Coordenados pelo Instituto Nacional de Câncer
(Inca), os bancos públicos coletam e armazenam células de cordão em
maternidades conveniadas, sejam elas ligadas ao Sistema Único de Saúde (SUS),
como é o caso do Hospital de Clínicas de Porto Alegre, no Rio Grande do Sul,
sejam elas privadas, a exemplo do Hospital Albert Einstein, em São Paulo. O
serviço é gratuito e o material fica disponível para doação. Ao contrário dos
bancos públicos, os privados cobram, em média, 3 000 reais pela coleta e 600 reais de anuidade
pelo armazenamento das células. Nesse caso, elas são de uso exclusivo da
criança
Em que tipos de
tratamento o sangue do cordão é utilizado?
Por
enquanto, apenas no transplante de medula óssea. Isso porque esse material é,
sim, riquíssimo em células-tronco, mas apenas em um tipo delas: as
hematopoiéticas — capazes, pelo que se sabe até o momento, de formar única e
exclusivamente células sanguíneas. "Cerca de 0,1% das células presentes no
sangue de cordão pertence ao grupo das mesenquimais — essas, sim, com potencial
de originar músculos, ossos, cartilagem e gordura", explica o
hematologista Luís Fernando Bouzas, diretor do Centro de Transplante de Medula
Óssea do Inca. Em um estudo publicado em 2008, porém, a geneticista Mayana Zatz
demonstrou que, em cada dez amostras de sangue de cordão, apenas uma continha
células mesenquimais."Acho bobagem congelar o sangue de um bebê para uso
privado. Primeiro, porque temos células-tronco em diversos tecidos, inclusive
na polpa dentária. Segundo, porque o risco de ele desenvolver anemia grave ou
leucemia é muito baixo. E, se isso vier a acontecer, não se recomenda o uso do
cordão do próprio paciente", diz a geneticista
Quais são as chances
de uma criança vir a utilizar as células do próprio cordão?

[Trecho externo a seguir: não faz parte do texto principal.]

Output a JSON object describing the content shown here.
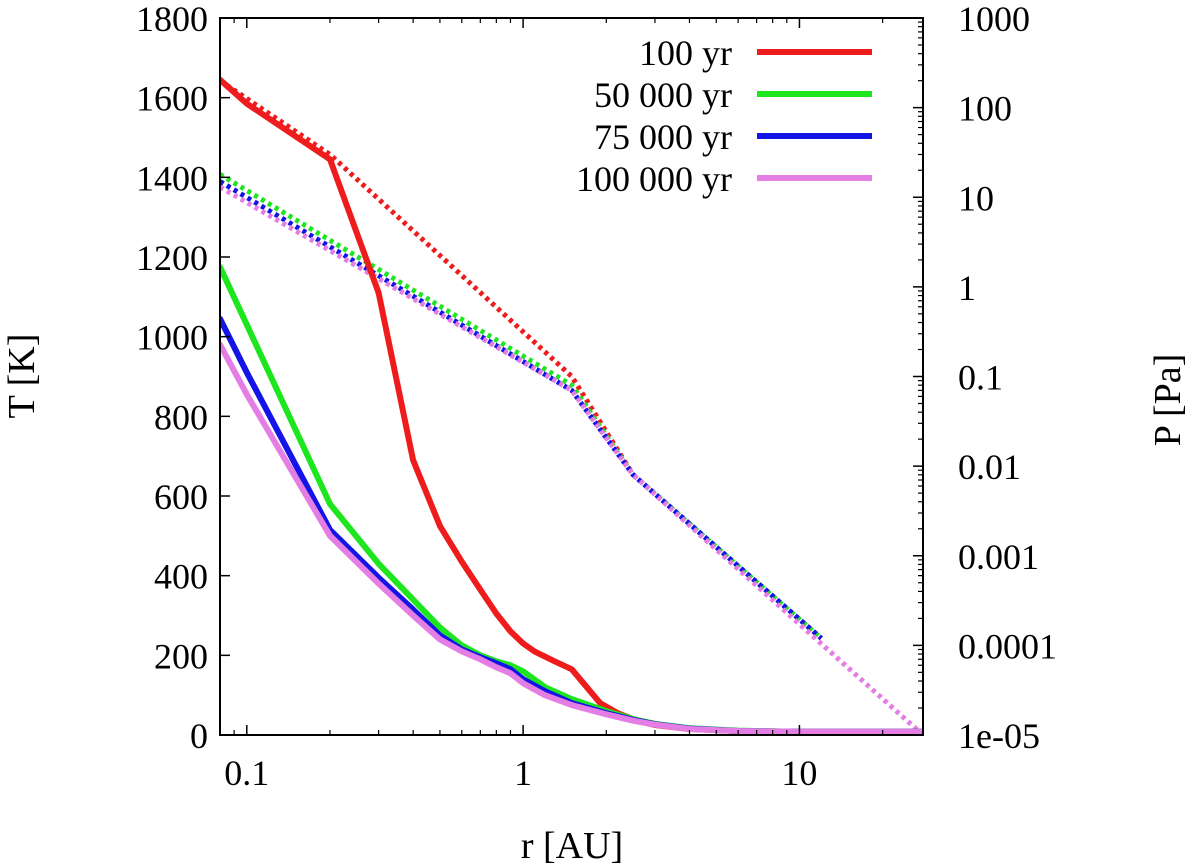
{
  "chart_data": {
    "type": "line",
    "xlabel": "r [AU]",
    "ylabel": "T [K]",
    "y2label": "P [Pa]",
    "x_scale": "log",
    "y2_scale": "log",
    "xlim": [
      0.08,
      28
    ],
    "ylim": [
      0,
      1800
    ],
    "y2lim": [
      1e-05,
      1000
    ],
    "grid": false,
    "legend_position": "top-right",
    "x_ticks": [
      0.1,
      1,
      10
    ],
    "x_tick_labels": [
      "0.1",
      "1",
      "10"
    ],
    "y_ticks": [
      0,
      200,
      400,
      600,
      800,
      1000,
      1200,
      1400,
      1600,
      1800
    ],
    "y_tick_labels": [
      "0",
      "200",
      "400",
      "600",
      "800",
      "1000",
      "1200",
      "1400",
      "1600",
      "1800"
    ],
    "y2_ticks": [
      1e-05,
      0.0001,
      0.001,
      0.01,
      0.1,
      1,
      10,
      100,
      1000
    ],
    "y2_tick_labels": [
      "1e-05",
      "0.0001",
      "0.001",
      "0.01",
      "0.1",
      "1",
      "10",
      "100",
      "1000"
    ],
    "series": [
      {
        "name": "100 yr",
        "color": "#ee1c1c",
        "temperature": {
          "x": [
            0.08,
            0.1,
            0.2,
            0.3,
            0.4,
            0.5,
            0.6,
            0.7,
            0.8,
            0.9,
            1.0,
            1.1,
            1.3,
            1.5,
            1.7,
            1.9,
            2.2,
            2.6,
            3.0,
            4.0,
            6.0,
            10.0,
            28.0
          ],
          "y": [
            1645,
            1585,
            1445,
            1110,
            690,
            525,
            435,
            365,
            305,
            260,
            230,
            210,
            185,
            165,
            120,
            80,
            55,
            35,
            25,
            15,
            10,
            8,
            8
          ]
        },
        "pressure": {
          "x": [
            0.08,
            0.2,
            1.5,
            2.5,
            12.0
          ],
          "y": [
            200,
            30,
            0.1,
            0.008,
            0.00012
          ]
        }
      },
      {
        "name": "50 000 yr",
        "color": "#1ee61e",
        "temperature": {
          "x": [
            0.08,
            0.1,
            0.2,
            0.3,
            0.4,
            0.5,
            0.6,
            0.7,
            0.8,
            0.9,
            1.0,
            1.2,
            1.5,
            2.0,
            2.5,
            3.0,
            4.0,
            6.0,
            10.0,
            28.0
          ],
          "y": [
            1175,
            1030,
            580,
            430,
            340,
            270,
            225,
            200,
            185,
            175,
            160,
            120,
            90,
            60,
            40,
            28,
            17,
            11,
            8,
            8
          ]
        },
        "pressure": {
          "x": [
            0.08,
            1.5,
            2.5,
            12.0
          ],
          "y": [
            18,
            0.08,
            0.008,
            0.00012
          ]
        }
      },
      {
        "name": "75 000 yr",
        "color": "#1414e6",
        "temperature": {
          "x": [
            0.08,
            0.1,
            0.2,
            0.3,
            0.4,
            0.5,
            0.6,
            0.7,
            0.8,
            0.9,
            1.0,
            1.2,
            1.5,
            2.0,
            2.5,
            3.0,
            4.0,
            6.0,
            10.0,
            28.0
          ],
          "y": [
            1045,
            910,
            515,
            395,
            315,
            250,
            215,
            195,
            180,
            165,
            140,
            110,
            80,
            55,
            38,
            27,
            16,
            10,
            8,
            8
          ]
        },
        "pressure": {
          "x": [
            0.08,
            1.5,
            2.5,
            12.0
          ],
          "y": [
            15,
            0.07,
            0.008,
            0.00012
          ]
        }
      },
      {
        "name": "100 000 yr",
        "color": "#e47de4",
        "temperature": {
          "x": [
            0.08,
            0.1,
            0.2,
            0.3,
            0.4,
            0.5,
            0.6,
            0.7,
            0.8,
            0.9,
            1.0,
            1.2,
            1.5,
            2.0,
            2.5,
            3.0,
            4.0,
            6.0,
            10.0,
            28.0
          ],
          "y": [
            980,
            855,
            500,
            380,
            300,
            240,
            210,
            190,
            170,
            155,
            130,
            100,
            75,
            52,
            36,
            26,
            15,
            10,
            8,
            8
          ]
        },
        "pressure": {
          "x": [
            0.08,
            1.5,
            2.5,
            28.0
          ],
          "y": [
            13,
            0.07,
            0.008,
            1e-05
          ]
        }
      }
    ]
  }
}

De acordo com a Sociedade Americana de
Transplante de Sangue e Medula Óssea, as chances são de 0,04% nos primeiros
vinte anos de vida. "Menos de 15% das crianças que desenvolvem leucemia
linfoblástica aguda — doença sanguínea mais comum nessa fase — precisam de um
transplante. E, quando isso ocorre, o sangue do cordão do próprio paciente é
contraindicado", diz o médico Carmino Antonio de Souza, presidente da Associação
Brasileira de Hematologia, Hemoterapia e Terapia Celular. Mais um porém: uma
amostra de sangue de cordão é suficiente apenas para o tratamento de uma pessoa
com até 50 quilos. No caso dos bancos públicos, quando não se encontra um
doador adulto compatível, opta-se pelo uso de mais de uma unidade de cordão.
Outra situação em que o congelamento é recomendado é quando o recém-nascido tem
um irmão que pode ser salvo caso haja compatibilidade genética. "Mas,
nessas situações, os próprios bancos públicos fazem a coleta", explica a
hematologista Andrea Kondo, do Hospital Albert Einstein
Quantas unidades de
sangue de cordão já foram usadas no Brasil para tratar doenças?
Nos bancos públicos, 135 das 12.000 unidades armazenadas foram doadas para
transplante de medula. Nos privados,
apenas oito entre mais de 45.600 unidades tiveram utilidade: cinco delas para
uso em parentes (mediante autorização da Anvisa) e apenas três para uso da
própria criança. Em um desses casos, o paciente apresentava leucemia e não resistiu
ao tratamento. Nos
outros dois, de paralisia cerebral, os resultados não foram divulgados.